People who test negative for SARS-CoV-2 in a throat swab could still have COVID-19. New research shows that the virus can colonise a person’s gut.
New research shows that more than half the people who test positive for SARS-CoV-2 using a throat swab also have the virus in their gut. In addition, after some time some people may test negative for SARS-CoV-2 in a throat swab but positive in a rectal swab.
This suggests that people who test negative may still infect other people through their faeces, especially children or people in nursing homes, who often receive help to change diapers or incontinence pads or go to the toilet.
The discovery shows a potential route of transmission that not many countries have considered in their COVID-19 preparedness.
“We talk a lot about how we can prevent the transmission of SARS-CoV-2, so the fact that it is also present in the gut of some individuals may potentially affect not only the risk of transmission but also the disease trajectory,” explains a researcher behind the study, Suzette Sørensen, Associate Professor, Aalborg University and Senior Researcher, North Denmark Regional Hospital, Hjørring.
The research has been published in Frontiers in Medicine.

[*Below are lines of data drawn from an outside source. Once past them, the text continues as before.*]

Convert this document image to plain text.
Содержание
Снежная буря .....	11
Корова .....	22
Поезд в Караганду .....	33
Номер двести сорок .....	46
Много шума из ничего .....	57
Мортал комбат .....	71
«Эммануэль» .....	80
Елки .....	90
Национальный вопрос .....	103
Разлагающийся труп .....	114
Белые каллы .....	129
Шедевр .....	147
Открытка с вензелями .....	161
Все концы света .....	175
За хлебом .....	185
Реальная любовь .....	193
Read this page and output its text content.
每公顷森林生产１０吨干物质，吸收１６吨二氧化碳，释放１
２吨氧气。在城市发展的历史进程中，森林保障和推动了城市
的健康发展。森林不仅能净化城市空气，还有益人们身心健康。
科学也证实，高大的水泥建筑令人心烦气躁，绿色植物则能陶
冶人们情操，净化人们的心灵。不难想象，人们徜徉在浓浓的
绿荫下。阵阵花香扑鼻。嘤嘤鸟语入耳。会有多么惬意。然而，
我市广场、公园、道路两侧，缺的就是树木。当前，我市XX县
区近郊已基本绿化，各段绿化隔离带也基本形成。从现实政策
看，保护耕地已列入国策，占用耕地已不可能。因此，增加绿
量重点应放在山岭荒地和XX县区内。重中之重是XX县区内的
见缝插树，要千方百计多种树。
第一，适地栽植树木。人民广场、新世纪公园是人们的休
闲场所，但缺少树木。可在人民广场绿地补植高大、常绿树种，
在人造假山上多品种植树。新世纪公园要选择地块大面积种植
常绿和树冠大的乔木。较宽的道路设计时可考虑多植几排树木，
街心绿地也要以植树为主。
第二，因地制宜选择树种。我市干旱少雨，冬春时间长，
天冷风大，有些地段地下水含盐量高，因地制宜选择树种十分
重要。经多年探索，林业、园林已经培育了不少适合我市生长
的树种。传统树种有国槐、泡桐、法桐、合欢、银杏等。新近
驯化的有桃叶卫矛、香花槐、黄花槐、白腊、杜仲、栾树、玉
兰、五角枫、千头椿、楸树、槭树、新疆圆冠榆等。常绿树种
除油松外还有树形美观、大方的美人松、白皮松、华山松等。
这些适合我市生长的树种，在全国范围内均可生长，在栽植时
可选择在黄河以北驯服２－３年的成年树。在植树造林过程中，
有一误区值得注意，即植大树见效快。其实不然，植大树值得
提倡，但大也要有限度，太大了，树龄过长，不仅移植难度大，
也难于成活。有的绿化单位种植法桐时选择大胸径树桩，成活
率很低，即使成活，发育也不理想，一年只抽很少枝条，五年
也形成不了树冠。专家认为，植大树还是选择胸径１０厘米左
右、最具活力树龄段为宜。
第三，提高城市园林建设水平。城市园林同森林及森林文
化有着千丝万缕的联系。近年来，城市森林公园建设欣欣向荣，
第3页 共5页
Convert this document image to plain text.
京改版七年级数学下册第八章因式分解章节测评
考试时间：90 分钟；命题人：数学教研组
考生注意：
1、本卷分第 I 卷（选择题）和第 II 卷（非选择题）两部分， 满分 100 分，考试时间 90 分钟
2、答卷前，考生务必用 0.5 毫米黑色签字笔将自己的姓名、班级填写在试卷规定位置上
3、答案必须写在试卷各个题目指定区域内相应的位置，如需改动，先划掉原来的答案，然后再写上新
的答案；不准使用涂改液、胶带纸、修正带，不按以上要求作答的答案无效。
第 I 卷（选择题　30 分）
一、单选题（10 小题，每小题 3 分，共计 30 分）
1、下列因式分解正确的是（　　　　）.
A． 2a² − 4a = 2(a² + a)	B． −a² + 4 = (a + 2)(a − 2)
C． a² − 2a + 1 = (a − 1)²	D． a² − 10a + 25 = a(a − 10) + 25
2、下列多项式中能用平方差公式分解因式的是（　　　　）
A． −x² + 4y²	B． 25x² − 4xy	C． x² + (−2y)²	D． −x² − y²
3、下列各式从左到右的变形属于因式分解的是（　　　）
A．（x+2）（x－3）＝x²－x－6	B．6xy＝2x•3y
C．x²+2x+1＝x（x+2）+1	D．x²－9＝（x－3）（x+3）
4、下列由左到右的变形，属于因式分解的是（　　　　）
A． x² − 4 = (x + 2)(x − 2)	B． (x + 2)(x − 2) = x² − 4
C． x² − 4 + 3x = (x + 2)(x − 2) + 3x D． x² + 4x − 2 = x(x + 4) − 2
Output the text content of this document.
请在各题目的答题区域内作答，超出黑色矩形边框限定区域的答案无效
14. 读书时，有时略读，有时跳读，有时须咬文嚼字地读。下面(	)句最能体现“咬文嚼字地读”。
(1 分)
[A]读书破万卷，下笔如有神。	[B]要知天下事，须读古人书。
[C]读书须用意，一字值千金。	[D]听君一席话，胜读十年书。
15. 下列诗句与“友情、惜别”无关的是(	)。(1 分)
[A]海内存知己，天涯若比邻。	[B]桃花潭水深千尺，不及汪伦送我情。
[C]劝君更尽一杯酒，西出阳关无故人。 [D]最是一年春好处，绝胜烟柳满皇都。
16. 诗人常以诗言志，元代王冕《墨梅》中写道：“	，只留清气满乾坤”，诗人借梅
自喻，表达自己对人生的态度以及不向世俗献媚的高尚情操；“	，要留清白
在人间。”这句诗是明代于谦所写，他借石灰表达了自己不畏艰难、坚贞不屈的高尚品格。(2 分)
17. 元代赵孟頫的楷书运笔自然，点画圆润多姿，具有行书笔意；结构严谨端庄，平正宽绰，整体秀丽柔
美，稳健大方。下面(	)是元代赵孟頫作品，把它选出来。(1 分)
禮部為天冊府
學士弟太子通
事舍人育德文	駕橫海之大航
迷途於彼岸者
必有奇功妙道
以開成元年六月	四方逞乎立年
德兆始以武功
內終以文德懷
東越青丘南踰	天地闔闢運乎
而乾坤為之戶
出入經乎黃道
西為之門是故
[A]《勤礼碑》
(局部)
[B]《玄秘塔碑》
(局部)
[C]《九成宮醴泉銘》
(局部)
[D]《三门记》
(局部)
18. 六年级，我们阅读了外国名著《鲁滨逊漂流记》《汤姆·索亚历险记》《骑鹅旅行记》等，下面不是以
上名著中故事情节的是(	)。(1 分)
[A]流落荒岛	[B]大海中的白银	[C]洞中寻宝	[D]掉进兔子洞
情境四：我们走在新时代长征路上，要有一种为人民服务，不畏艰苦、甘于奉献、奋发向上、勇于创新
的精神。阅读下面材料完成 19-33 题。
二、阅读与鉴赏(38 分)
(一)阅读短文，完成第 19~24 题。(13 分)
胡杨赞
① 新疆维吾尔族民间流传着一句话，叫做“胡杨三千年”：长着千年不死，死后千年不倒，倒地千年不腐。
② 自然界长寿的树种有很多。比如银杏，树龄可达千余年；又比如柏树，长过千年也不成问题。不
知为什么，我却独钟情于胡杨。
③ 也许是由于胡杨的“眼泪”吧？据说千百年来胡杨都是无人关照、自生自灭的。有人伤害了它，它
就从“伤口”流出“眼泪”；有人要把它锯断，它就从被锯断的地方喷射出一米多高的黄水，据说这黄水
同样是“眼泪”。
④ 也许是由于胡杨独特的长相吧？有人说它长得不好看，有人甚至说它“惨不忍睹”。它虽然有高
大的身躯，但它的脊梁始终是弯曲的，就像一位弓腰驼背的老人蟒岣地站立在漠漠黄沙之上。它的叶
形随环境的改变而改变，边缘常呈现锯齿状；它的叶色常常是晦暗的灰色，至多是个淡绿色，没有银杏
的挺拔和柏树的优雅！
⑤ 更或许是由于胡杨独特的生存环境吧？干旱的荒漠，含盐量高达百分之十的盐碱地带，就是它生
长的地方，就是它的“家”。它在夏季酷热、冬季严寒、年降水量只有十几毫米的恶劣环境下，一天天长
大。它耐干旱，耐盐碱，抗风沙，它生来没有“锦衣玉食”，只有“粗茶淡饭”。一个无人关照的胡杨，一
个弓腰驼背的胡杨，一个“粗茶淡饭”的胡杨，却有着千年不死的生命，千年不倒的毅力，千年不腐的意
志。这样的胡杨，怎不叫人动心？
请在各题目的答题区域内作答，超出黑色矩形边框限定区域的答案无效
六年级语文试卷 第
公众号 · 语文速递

More than half tested positive in rectal swabs
The researchers examined the disease trajectory of 42 people hospitalised with COVID-19 and recently testing positive in a throat swab. Throat and rectal swabs were then collected from all participants.
Of the 42 participants who tested positive in a throat swab, 23 (54%) tested positive in the rectal swabs.
Suzette Sørensen says that this is comparable with data from studies in China.
Some participants tested negative for both swabs at the same time. Some tested negative first in the rectal swab and then the throat swab. Most interesting, however, is that some participants first tested negative in the throat swab and did not test negative in the rectal swab until many days later.
One person continued to test positive in the rectal swab for 29 days after a negative throat swab.
“This might lead to some transmission scenarios in which a person is considered negative for SARS-CoV-2 while being infected. For example, one can imagine situations in which infected and uninfected people are placed in the same room in a hospital without them or the personnel knowing that some are infected,” says Suzette Sørensen.
Suzette Sørensen also says that they found no difference in the severity of COVID-19 between those who tested positive and negative in rectal swabs.
One person with SARS infected an entire apartment building in 2003
One can imagine various scenarios in which infection can be transmitted from one person who would test positive in a rectal swab to another person.
For example, a child in childcare who needs a diaper changed or needs help on the toilet might infect an early childhood educator or other children.
The same problem can arise in nursing homes when people need help to go to the toilet or change an incontinence pad.
In both situations, a person may test negative in a throat swab but transmit the infection through faeces.
However, studies of this potential route of transmission are not unanimous, with some suggesting that it is possible and others not.
Previous coronavirus epidemics, such as the 2003 SARS outbreak in Asia, provide some evidence that coronavirus can be transmitted through faeces.
In the 2003 outbreak, one person with SARS-related diarrhoea supposedly infected a large number of people in an apartment building through the pipe system
“We do not know whether this applies to SARS-CoV-2, but examining this is sensible, so we have a full overview of how viruses can be transmitted. This may have implications for how future epidemics are combatted,” explains Suzette Sørensen.
Transmission may be greater in other countries
Fortunately, Denmark has relatively good regulatory control of hygiene and plumbing installations, so SARS-CoV-2 is unlikely to be transmitted to an entire apartment block.
This may differ in other countries, however, and according to Suzette Sørensen, carrying out further research on the potential for transmission when a person tests positive for SARS-CoV-2 in a rectal swab may therefore be important.
If the risk of transmission turns out to be very high, this should be considered when planning interventions to stop transmission.
In Denmark, the most relevant perspective of the new research is more closely related to the significance for the person infected. For example, whether testing positive for SARS-CoV-2 in a rectal swab for a long time after testing negative in a throat swab affects the risk of long COVID is still unclear.
“This may be worth examining because it is a crucial outcome,” concludes Suzette Sørensen.